I wrote to her occasionally. I told her about school and the books I was reading, that Mama had quit her job at the University, and that she wouldn’t cook any more. I would write to her on single sheets of paper that I tore from the notebooks Mama had bought me. I made sure she didn’t become my diary; they are unreliable things with too many secrets.
My sister wrote to Mama occasionally, and we would sit in my room and read her letters. She never said anything about where she was living, or what she was doing—she’d say she had bought a coffee filter and new paint brushes. I was surprised that Mama never insisted on knowing anything about her. She just said she knew Bombay and decided my sister would be alright. She’s a considerate girl, Mama would say to me. My sister once sent her a striped hair band that she began to wear around her wrist, when it wasn’t in her hair. She was wearing it on the day she found my sister’s paintings in the small tin box I kept them in.
When the neighbours would ask Mama about my sister, she would smile widely. She’s very happy living alone, she would say to them. What is she doing, they would ask. Painting, Mama would reply. Then she’d tell them about how my sister would ask for a box of colour pencils in the same way that she asked for an older brother.
The paintings that my sister sent me were of the places she had been to. The first was a grey one of her room, with a steel stool that reminded me of hospitals, and a low bed that she had always wanted, but Mama never let her have. There was one of Marine Drive that Mama and Papa had once taken us to, where Mama had decided that she would teach again, and this had made Papa angry. There was a brown painting of Hill Road and of shops selling kolhapuris; one was of the rains and umbrellas and leaking roofs, and another was of Church Gate Station. The one that I saw in Mama’s hands on the day she found my sister’s paintings was of the crowded trains that she always said she had loved.

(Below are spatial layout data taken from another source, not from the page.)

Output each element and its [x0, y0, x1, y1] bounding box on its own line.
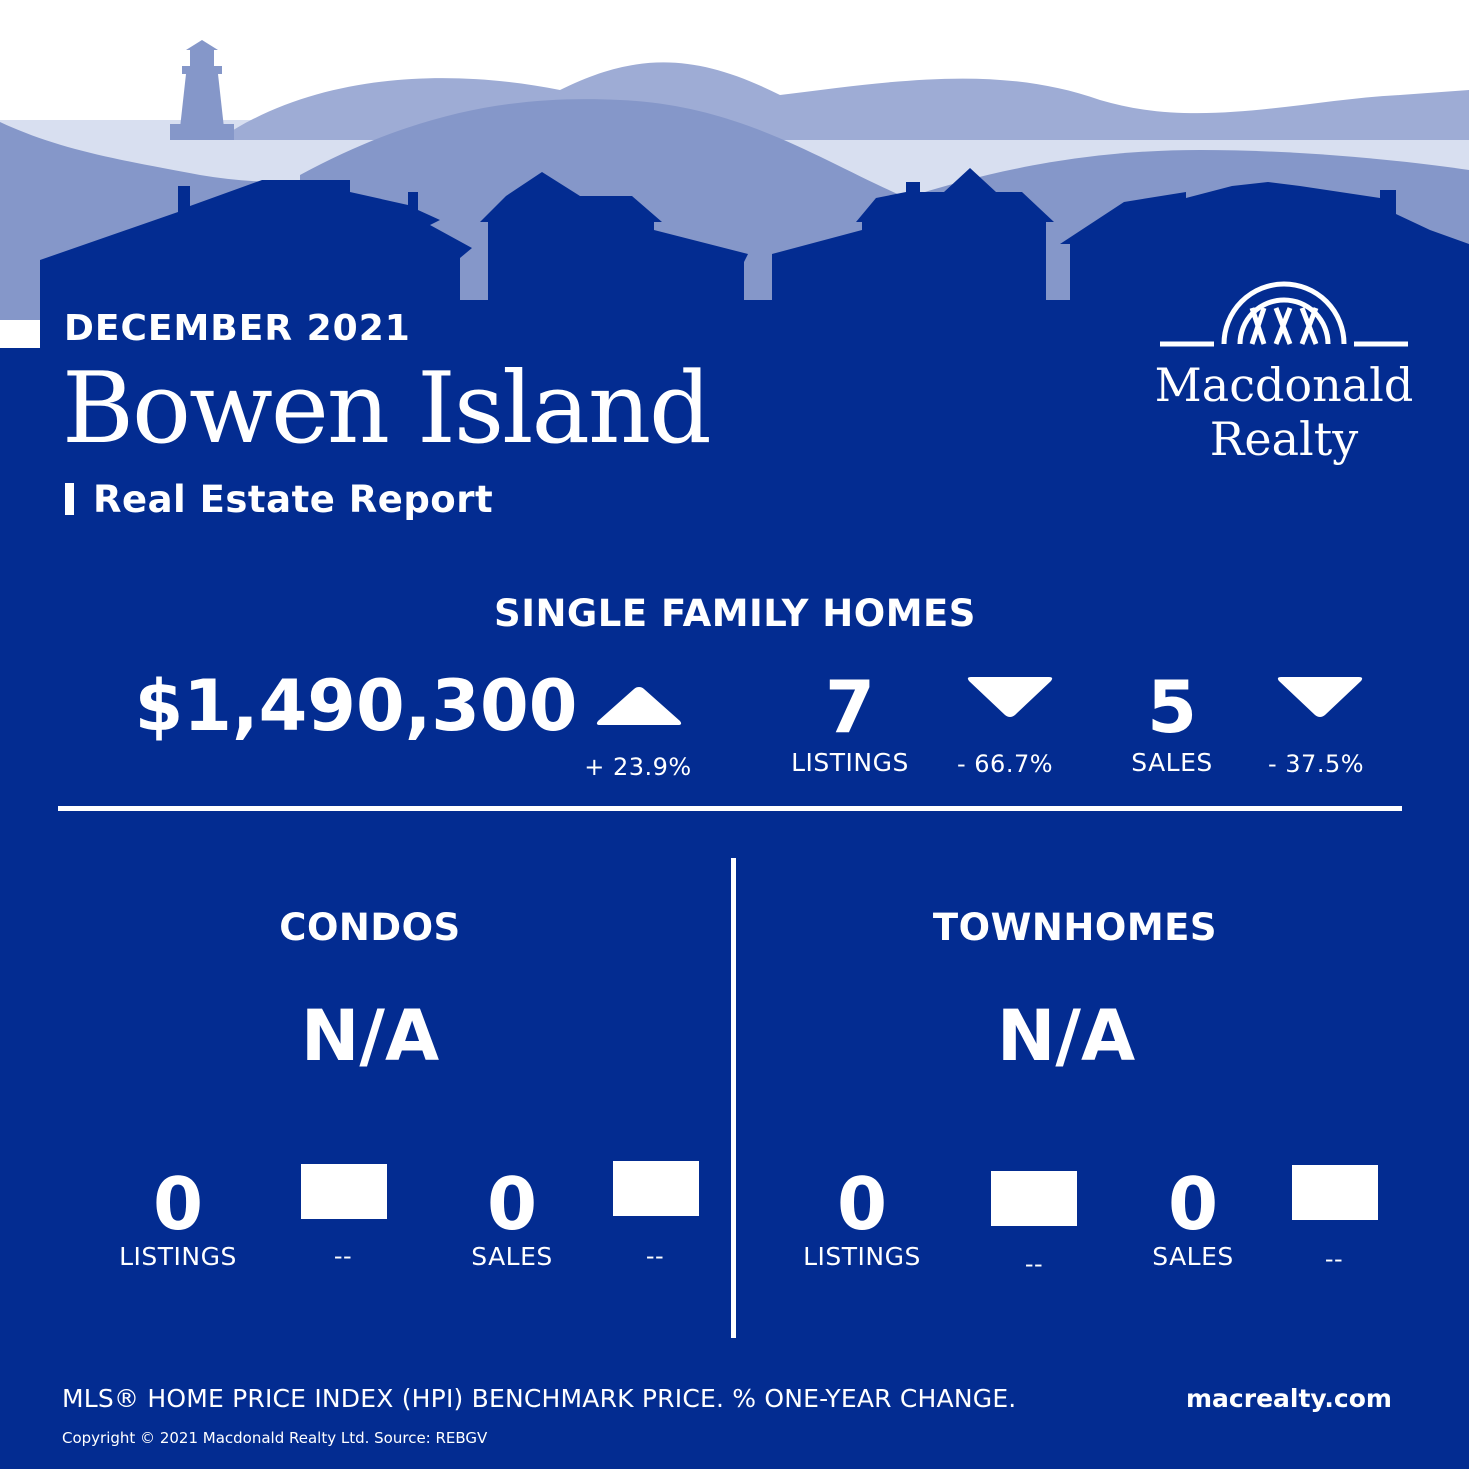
website-link[interactable]: macrealty.com — [1186, 1384, 1392, 1413]
condos-listings-count: 0 — [152, 1162, 204, 1246]
single-family-sales-label: SALES — [1131, 748, 1213, 777]
logo-text-line2: Realty — [1209, 412, 1359, 466]
townhomes-title: TOWNHOMES — [932, 906, 1218, 949]
townhomes-sales-indicator — [1292, 1165, 1378, 1220]
townhomes-listings-indicator — [991, 1171, 1077, 1226]
condos-listings-indicator — [301, 1164, 387, 1219]
subtitle-bar — [65, 483, 74, 515]
sales-trend-down-icon — [1275, 673, 1365, 723]
section-divider-horizontal — [58, 806, 1402, 811]
city-title: Bowen Island — [62, 352, 710, 466]
copyright-text: Copyright © 2021 Macdonald Realty Ltd. Source: REBGV — [62, 1429, 488, 1447]
condos-sales-count: 0 — [486, 1162, 538, 1246]
townhomes-listings-change: -- — [1024, 1250, 1044, 1278]
sunburst-arch-icon — [1160, 278, 1408, 350]
townhomes-listings-count: 0 — [836, 1162, 888, 1246]
condos-sales-change: -- — [645, 1242, 665, 1270]
condos-title: CONDOS — [279, 906, 461, 949]
report-month: DECEMBER 2021 — [64, 308, 411, 349]
townhomes-listings-label: LISTINGS — [803, 1242, 921, 1271]
price-trend-up-icon — [594, 683, 684, 729]
price-change: + 23.9% — [584, 753, 692, 781]
condos-sales-label: SALES — [471, 1242, 553, 1271]
townhomes-sales-label: SALES — [1152, 1242, 1234, 1271]
listings-change: - 66.7% — [956, 750, 1054, 778]
townhomes-sales-count: 0 — [1167, 1162, 1219, 1246]
footer-note: MLS® HOME PRICE INDEX (HPI) BENCHMARK PRICE. % ONE-YEAR CHANGE. — [62, 1384, 1017, 1413]
report-subtitle: Real Estate Report — [93, 478, 494, 521]
single-family-price: $1,490,300 — [134, 665, 578, 747]
single-family-sales-count: 5 — [1146, 665, 1198, 749]
section-divider-vertical — [731, 858, 736, 1338]
single-family-listings-label: LISTINGS — [791, 748, 909, 777]
single-family-title: SINGLE FAMILY HOMES — [494, 592, 976, 635]
listings-trend-down-icon — [965, 673, 1055, 723]
condos-listings-label: LISTINGS — [119, 1242, 237, 1271]
logo-text-line1: Macdonald — [1154, 358, 1414, 412]
single-family-listings-count: 7 — [824, 665, 876, 749]
condos-sales-indicator — [613, 1161, 699, 1216]
condos-price: N/A — [300, 995, 440, 1077]
sales-change: - 37.5% — [1267, 750, 1365, 778]
townhomes-sales-change: -- — [1324, 1245, 1344, 1273]
townhomes-price: N/A — [996, 995, 1136, 1077]
condos-listings-change: -- — [333, 1242, 353, 1270]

Mama and Papa had met in Bombay, on Marine Drive. Mama told my sister that she liked to sit there and read because her house was too noisy. Papa would come there every time he had his heart broken. They took the train back home together one evening. Mama told him he was too self-indulgent, and he made her tell him why. She got off at Church Gate station, and said that this time, her stop came too soon.
It was raining when they met on Hill Road a few months later, and Papa told Mama she had been too harsh on him. When I asked Mama about them, she only told me that they were too young. A week later, Papa left us and didn’t come back.

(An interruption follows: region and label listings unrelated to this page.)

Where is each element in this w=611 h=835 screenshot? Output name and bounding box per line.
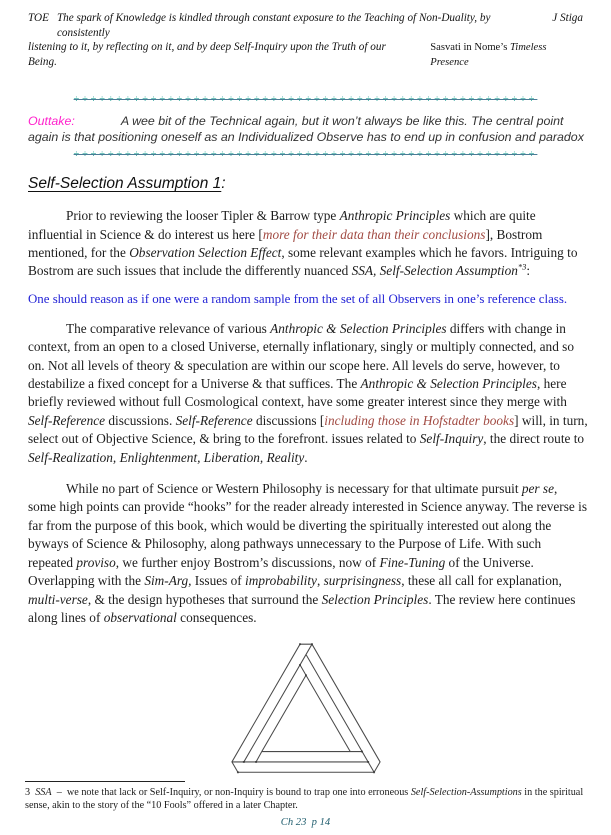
outtake-note <box>28 114 585 145</box>
text-run: , we further enjoy Bostrom’s discussions, now of <box>115 554 380 570</box>
section-heading <box>28 174 583 194</box>
text-run: , these all call for explanation, <box>401 573 562 589</box>
text-run: ] will, in turn, select out of Objective Science, & bring to the forefront. issues related to <box>28 412 588 447</box>
outtake-text: A wee bit of the Technical again, but it won’t always be like this. The central point again is that positioning oneself as an Individualized Observe has to end up in confusion and paradox <box>28 114 584 144</box>
text-run: Fine-Tuning <box>379 554 446 570</box>
text-run: , some relevant examples which he favors. Intriguing to Bostrom are such issues that include the differently nuanced <box>28 245 578 279</box>
text-run: more for their data than their conclusions <box>262 226 486 242</box>
header-quote-line2: listening to it, by reflecting on it, and by deep Self-Inquiry upon the Truth of our Being. <box>28 41 386 68</box>
page-number: Ch 23 p 14 <box>280 817 331 828</box>
body-paragraph-3 <box>28 480 588 627</box>
text-run: Selection Principles <box>321 591 429 607</box>
decorative-divider-top: ÷÷÷÷÷÷÷÷÷÷÷÷÷÷÷÷÷÷÷÷÷÷÷÷÷÷÷÷÷÷÷÷÷÷÷÷÷÷÷÷÷÷÷÷÷÷÷÷÷÷÷÷÷÷ <box>73 94 538 105</box>
text-run: discussions [ <box>252 412 325 428</box>
text-run: consequences. <box>176 609 257 625</box>
text-run: of the Universe. Overlapping with the <box>28 554 534 589</box>
text-run: proviso <box>76 554 116 570</box>
section-heading-colon: : <box>221 175 226 193</box>
text-run: multi-verse <box>28 591 88 607</box>
triangle-outer-outline <box>231 644 379 772</box>
body-paragraph-2 <box>28 320 588 467</box>
page-header-epigraph <box>0 0 611 70</box>
text-run: differs with change in context, from an open to a closed Universe, eternally inflationary, singly or multiply connected, and so on. Not all levels of theory & speculation are within our scope here. All levels do serve, however, to destabilize a fixed concept for a Universe & that suffices. The <box>28 320 575 392</box>
text-run: The comparative relevance of various <box>66 320 271 336</box>
header-quote-line1: The spark of Knowledge is kindled through constant exposure to the Teaching of Non-Duality, by consistently <box>56 12 491 39</box>
text-run: discussions. <box>105 412 176 428</box>
text-run: Observation Selection Effect <box>129 245 282 260</box>
text-run: While no part of Science or Western Philosophy is necessary for that ultimate pursuit <box>66 481 522 497</box>
text-run: Self-Reference <box>28 412 106 428</box>
section-heading-text: Self-Selection Assumption 1 <box>28 175 222 193</box>
impossible-triangle-drawing <box>221 631 391 777</box>
text-run: Issues of <box>191 573 246 589</box>
text-run: : <box>526 263 531 279</box>
text-run: . <box>304 449 308 465</box>
text-run: 3 <box>25 787 36 798</box>
text-run: SSA <box>35 787 52 798</box>
text-run: . The review here continues along lines of <box>28 591 576 625</box>
text-run: SSA, Self-Selection Assumption <box>351 263 518 279</box>
attribution-book-title: Timeless Presence <box>430 42 547 68</box>
outtake-label: Outtake: <box>28 114 75 128</box>
text-run: Self-Realization, Enlightenment, Liberation, Reality <box>28 449 305 465</box>
header-toe-label: TOE <box>28 12 49 24</box>
attribution-prefix: Sasvati in Nome’s <box>430 42 510 53</box>
text-run: Sim-Arg, <box>144 573 192 589</box>
text-run: surprisingness <box>323 573 402 589</box>
text-run: , here briefly reviewed without full Cosmological context, have some greater interest since they merge with <box>28 376 567 410</box>
text-run: Anthropic & Selection Principles <box>360 376 537 392</box>
text-run: Anthropic & Selection Principles <box>270 320 447 336</box>
text-run: in the spiritual sense, akin to the story of the “10 Fools” offered in a later Chapter. <box>25 787 586 811</box>
header-attribution <box>430 41 583 70</box>
decorative-divider-bottom: ÷÷÷÷÷÷÷÷÷÷÷÷÷÷÷÷÷÷÷÷÷÷÷÷÷÷÷÷÷÷÷÷÷÷÷÷÷÷÷÷÷÷÷÷÷÷÷÷÷÷÷÷÷÷ <box>73 149 538 161</box>
footnote-separator-rule <box>25 781 185 782</box>
text-run: , the direct route to <box>483 431 585 447</box>
vertex-handle-dots <box>236 644 374 774</box>
text-run: improbability <box>245 573 317 589</box>
text-run: Self-Reference <box>175 412 253 428</box>
text-run: , some high points can provide “hooks” for the reader already interested in Science anyway. The reverse is far from the purpose of this book, which would be diverting the spiritually interested out along the byways of Science & Philosophy, along pathways unnecessary to the Purpose of Life. With such repeated <box>28 481 588 570</box>
header-author: J Stiga <box>552 12 583 24</box>
penrose-triangle-figure <box>0 631 611 782</box>
text-run: *3 <box>517 261 527 272</box>
footnote-area <box>25 781 586 828</box>
text-run: observational <box>103 609 177 625</box>
header-line-1 <box>28 11 583 40</box>
text-run: including those in Hofstadter books <box>324 412 515 428</box>
text-run: , & the design hypotheses that surround the <box>87 591 322 607</box>
text-run: which are quite influential in Science & do interest us here [ <box>28 208 536 242</box>
text-run: – we note that lack or Self-Inquiry, or non-Inquiry is bound to trap one into erroneous <box>51 787 411 798</box>
text-run: per se <box>521 481 554 497</box>
header-line-2 <box>28 40 583 70</box>
ssa-definition-quote: One should reason as if one were a random sample from the set of all Observers in one’s reference class. <box>28 291 568 306</box>
text-run: Prior to reviewing the looser Tipler & Barrow type <box>66 208 340 224</box>
text-run: Self-Inquiry <box>419 431 484 447</box>
text-run: Self-Selection-Assumptions <box>410 787 522 798</box>
body-paragraph-1 <box>28 207 588 281</box>
text-run: , <box>316 573 324 589</box>
text-run: Anthropic Principles <box>339 208 451 224</box>
footnote-text <box>25 786 586 812</box>
text-run: ], Bostrom mentioned, for the <box>28 226 543 260</box>
triangle-middle-bars <box>231 644 373 772</box>
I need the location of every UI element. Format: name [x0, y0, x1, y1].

I came home late from college on the day that Mama found my sister’s paintings in a small tin box. She was sitting on my bed with an unopened letter next to her, and the box was in one hand and the painting was in the other. She was not angry. She’s living with your father, Mama told me. She never told me how she knew. I was angry, and never asked. Your sister would ask for a box of new colour pencils in the same way that she asked for an older brother.